A fierce hot August led to brittle dry hills where my great-great-grandmother Martha Maupin bought her own farm almost 150 years ago. On a neighboring hill an unknown spark lit the tinder yesterday, and flames soon swept across 60 acres less than a mile from the edge of the property–about a mile and a half from my house on this family farm.
My kids and I happened to be in Eugene, Oregon, where my grandson Alex Loznak is one of 21 plaintiffs who are suing the government to demand effective action to combat climate change. In his speech on the federal courthouse steps after the hearing Alex said, in part:
Today my great-great-great-great grandmother’s legacy is threatened by the changing climate, by droughts and fires and heatwaves that threaten to undo all of the work my family has put into our land. So I’m standing here to demand that our federal government act with the same courage and vision that my ancestor Martha employed, and preserve our planet just as my family has preserved our farm. [My bold]
Later in the afternoon we were sitting outside a restaurant near the courthouse with other supporters of this case when my son-in-law Robin, who took these pictures, noticed a story on his cell that there was a fire on Highway 138 close to the family farm. He and my daughter Carisa had to take Alex to the airport to go back to New York where he’s a student at Columbia University, and I headed for home, not knowing what I would find.
On the long drive from Eugene I easily imagined many scenarios and contemplated what I would retrieve from my house if I was able to reach it.

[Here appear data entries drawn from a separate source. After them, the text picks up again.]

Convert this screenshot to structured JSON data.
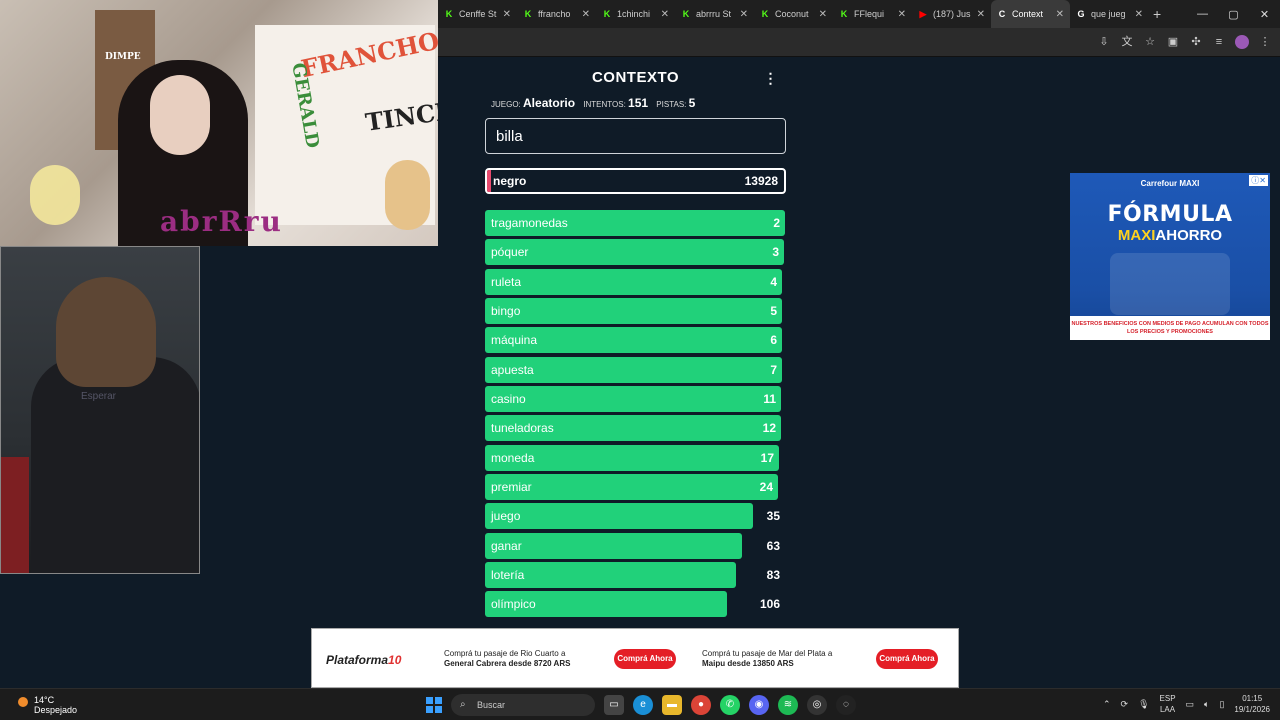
{
  "browser": {
    "tabs": [
      {
        "title": "Cenffe St",
        "favicon": "K-icon"
      },
      {
        "title": "ffrancho",
        "favicon": "K-icon"
      },
      {
        "title": "1chinchi",
        "favicon": "K-icon"
      },
      {
        "title": "abrrru St",
        "favicon": "K-icon"
      },
      {
        "title": "Coconut",
        "favicon": "K-icon"
      },
      {
        "title": "FFlequi",
        "favicon": "K-icon"
      },
      {
        "title": "(187) Jus",
        "favicon": "youtube-icon"
      },
      {
        "title": "Context",
        "favicon": "contexto-icon",
        "active": true
      },
      {
        "title": "que jueg",
        "favicon": "google-icon"
      }
    ],
    "new_tab": "+",
    "window_controls": [
      "—",
      "▢",
      "✕"
    ]
  },
  "webcams": {
    "signs": [
      "FRANCHO",
      "GERALD",
      "TINCHO",
      "DIMPE"
    ],
    "name_letters": "abrRru",
    "hint": "Esperar"
  },
  "game": {
    "title": "CONTEXTO",
    "stats": {
      "juego_label": "JUEGO:",
      "juego_value": "Aleatorio",
      "intentos_label": "INTENTOS:",
      "intentos_value": "151",
      "pistas_label": "PISTAS:",
      "pistas_value": "5"
    },
    "input_value": "billa",
    "last_guess": {
      "word": "negro",
      "rank": "13928"
    },
    "guesses": [
      {
        "word": "tragamonedas",
        "rank": "2",
        "fill": 1.0
      },
      {
        "word": "póquer",
        "rank": "3",
        "fill": 0.995
      },
      {
        "word": "ruleta",
        "rank": "4",
        "fill": 0.99
      },
      {
        "word": "bingo",
        "rank": "5",
        "fill": 0.99
      },
      {
        "word": "máquina",
        "rank": "6",
        "fill": 0.99
      },
      {
        "word": "apuesta",
        "rank": "7",
        "fill": 0.99
      },
      {
        "word": "casino",
        "rank": "11",
        "fill": 0.985
      },
      {
        "word": "tuneladoras",
        "rank": "12",
        "fill": 0.985
      },
      {
        "word": "moneda",
        "rank": "17",
        "fill": 0.98
      },
      {
        "word": "premiar",
        "rank": "24",
        "fill": 0.975
      },
      {
        "word": "juego",
        "rank": "35",
        "fill": 0.965
      },
      {
        "word": "ganar",
        "rank": "63",
        "fill": 0.93
      },
      {
        "word": "lotería",
        "rank": "83",
        "fill": 0.91
      },
      {
        "word": "olímpico",
        "rank": "106",
        "fill": 0.88
      }
    ]
  },
  "ads": {
    "right": {
      "brand": "Carrefour MAXI",
      "headline1": "FÓRMULA",
      "headline2a": "MAXI",
      "headline2b": "AHORRO",
      "strip": "NUESTROS BENEFICIOS CON MEDIOS DE PAGO ACUMULAN CON TODOS LOS PRECIOS Y PROMOCIONES"
    },
    "bottom": {
      "logo_a": "Plataforma",
      "logo_b": "10",
      "text1_line1": "Comprá tu pasaje de Rio Cuarto a",
      "text1_line2": "General Cabrera desde 8720 ARS",
      "text2_line1": "Comprá tu pasaje de Mar del Plata a",
      "text2_line2": "Maipu desde 13850 ARS",
      "button": "Comprá Ahora"
    }
  },
  "taskbar": {
    "temp": "14°C",
    "weather": "Despejado",
    "search_placeholder": "Buscar",
    "lang1": "ESP",
    "lang2": "LAA",
    "time": "01:15",
    "date": "19/1/2026"
  },
  "colors": {
    "bg": "#0f1b27",
    "bar": "#21d17a",
    "last_guess_fill": "#e94b6f"
  }
}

What was important? My computer which has all my work on it. My daughter’s films and puppets. Not much else. Our work.
As many of you know, Martha’s story was the subject of my book A Place of Her Own. This is the ancestor Alex is talking about, and it’s her farm, now mine, that stands so close to the reported wildfire. She purchased this in 1868 after her husband was killed and she needed a way to care for her family. It’s the Martha A. Maupin Century Farm, one of the few Century Farms in Oregon named for a woman. If I can hang on another year and a half it will be a Sesquicentennial Farm. But what if flames ravaged its resources?
As I approached the roadblock at the Kellogg bridge, my breath nearly stopped. Lines of flame rose on the peaks straight ahead and far to my left. I learned firefighters had put out the fire on my side of the highway, and it had spread westerly. They let me head for home. I watched the scene from my kids’ house and then my own as the sky grew dark. A stunning view. Helicopters poured water from the Umpqua River and air tankers dumped fire retardant. Late that night the billowing flames had been reduced to twinkling embers, like golden stars dropped from the sky. I went to bed and slept.
Thanks to the fine work of the brave firefighters of the Douglas Forest Protective Association and other local responders the fire has been contained. I woke to quiet. Thin smoke drifted above a darker swath on the hillside.
My grandson’s words echoed. “Droughts and fires and heatwaves . . .”
Now, in the afternoon, a helicopter flies by on its way to the site. Smoke still rises. The throb of helicopters continues. I remain watchful.